In reaching this conclusion, we reject the Union’s argument that it should be permitted to file its petition for review “at any time” because the Agency failed to respond to the Union’s May 11, 2017          written request for an allegation of nonnegotiability within ten days.[13]  The Union bases this argument upon § 2424.21(b) of the Authority’s Regulations, which states that “[i]f the agency has not served a written allegation on the exclusive representative within ten (10) days after the agency’s principal bargaining representative has received a written request for such allegation . . . then the petition may be filed at any time.”[14]


However, this provision does not govern the outcome of cases, such as the one before us, where an agency has actually served the union with a solicited written allegation of non‑negotiability.  Under these circumstances, the Union – as noted – was required to file its petition for review “within fifteen (15) days after the date of service” of the written allegation.[15]  Thus, the Union’s deadline for filing a petition for review was fifteen days from November 8, 2017. 


Consequently, the Union’s petition is untimely.


IV.          Order


We dismiss the petition.



[1] 0‑NG‑3442, Pet. at 3-4.

[2] 0-NG-3442, Union’s Resp. to Show Cause Order at 2‑3.

[3] 0-NG-3442, Pet., Attach. 1, Agency’s Written Allegation at 2; 0-NG-3388, Pet., Attach. 1, Agency’s Written Allegation at 1.

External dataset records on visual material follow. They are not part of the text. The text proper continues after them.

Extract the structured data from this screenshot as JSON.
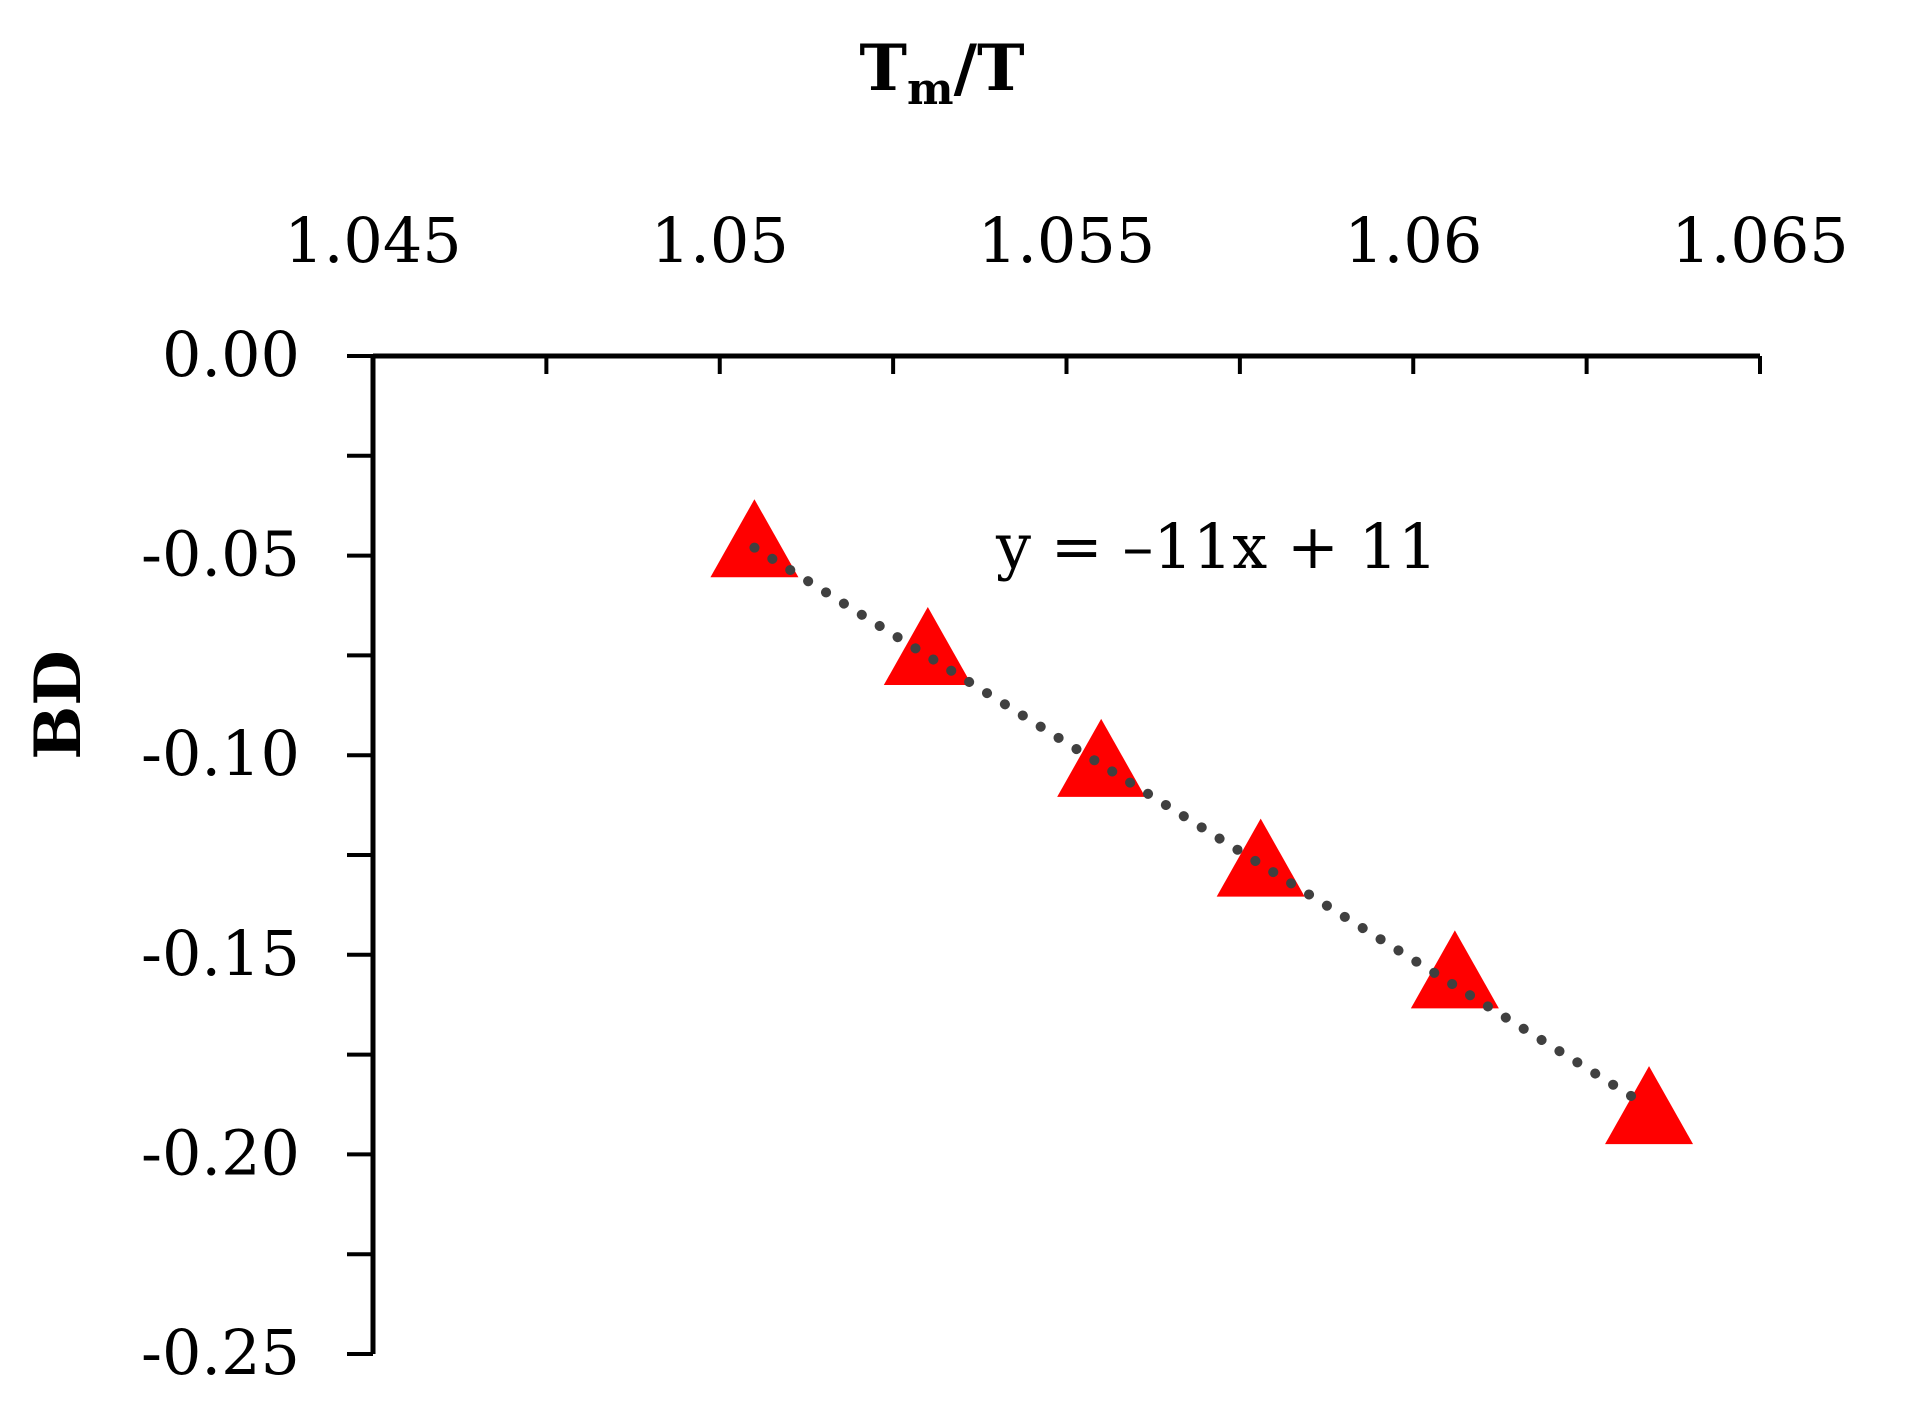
{
  "chart_data": {
    "type": "scatter",
    "xlabel_main": "T",
    "xlabel_sub": "m",
    "xlabel_tail": "/T",
    "ylabel": "BD",
    "xlim": [
      1.045,
      1.065
    ],
    "ylim": [
      -0.25,
      0.0
    ],
    "x_ticks": [
      "1.045",
      "1.05",
      "1.055",
      "1.06",
      "1.065"
    ],
    "y_ticks": [
      "0.00",
      "-0.05",
      "-0.10",
      "-0.15",
      "-0.20",
      "-0.25"
    ],
    "series": [
      {
        "marker": "triangle",
        "color": "#ff0000",
        "points": [
          {
            "x": 1.0505,
            "y": -0.048
          },
          {
            "x": 1.053,
            "y": -0.075
          },
          {
            "x": 1.0555,
            "y": -0.103
          },
          {
            "x": 1.0578,
            "y": -0.128
          },
          {
            "x": 1.0606,
            "y": -0.156
          },
          {
            "x": 1.0634,
            "y": -0.19
          }
        ]
      }
    ],
    "trendline": {
      "style": "dotted",
      "color": "#404040",
      "from": {
        "x": 1.0505,
        "y": -0.048
      },
      "to": {
        "x": 1.0632,
        "y": -0.186
      },
      "equation": "y = –11x + 11"
    }
  }
}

[4] 0-NG-3388, Union’s Mot. to Withdraw Petition at 1.

[5] Order at 2, 4.

[6] 5 C.F.R. § 2424.21(a)(1). 

[7] Id. § 2429.23(d).

[8] AFGE, Nat’l Council of EEOC Locals No. 216, 71 FLRA 300, 302 (2019) (AFGE EEOC) (Member DuBester concurring, in part, and dissenting, in part); NFFE, Local 422, 50 FLRA 541, 542 (1995) (NFFE); NAGE, R1‑100, 41 FLRA 752, 752-54 (1991) (NAGE).

[9] Order at 4.

[10] AFGE EEOC, 71 FLRA at 300.

[12] 5 C.F.R. § 2424.21(a)(1); see NFFE, 50 FLRA at 543; NAGE, 41 FLRA at 754.  The Union’s reliance on        Laborers’ Int’l Union of N. Am., AFL-CIO-CLC, Local 1267, 14 FLRA 686 (1984) (Local 1267) is unavailing.  In Local 1267, the Authority permitted the Union to refile its petition because the Authority did not take any action before receiving the Union’s request for withdrawal.  Here, the Authority conducted a post-petition conference on January 24, 2018, issued a record of that conference on January 26, 2018, and the parties participated in the Authority’s CADR program before the Union withdrew its petition in 0‑NG‑3388.            See 0‑NG‑3388, Order & Notice of Rescheduled Post‑Petition Conference (Jan. 10, 2018); 0‑NG‑3388, Record of Post‑Petition Conference (Jan. 26, 2018).

[13] Union’s Resp. to Order at 2-3.

[14] 5 C.F.R. § 2424.21(b).

[15] Id. § 2424.21(a)(1); see AFGE, Local 3407, 41 FLRA 265, 269 (1991).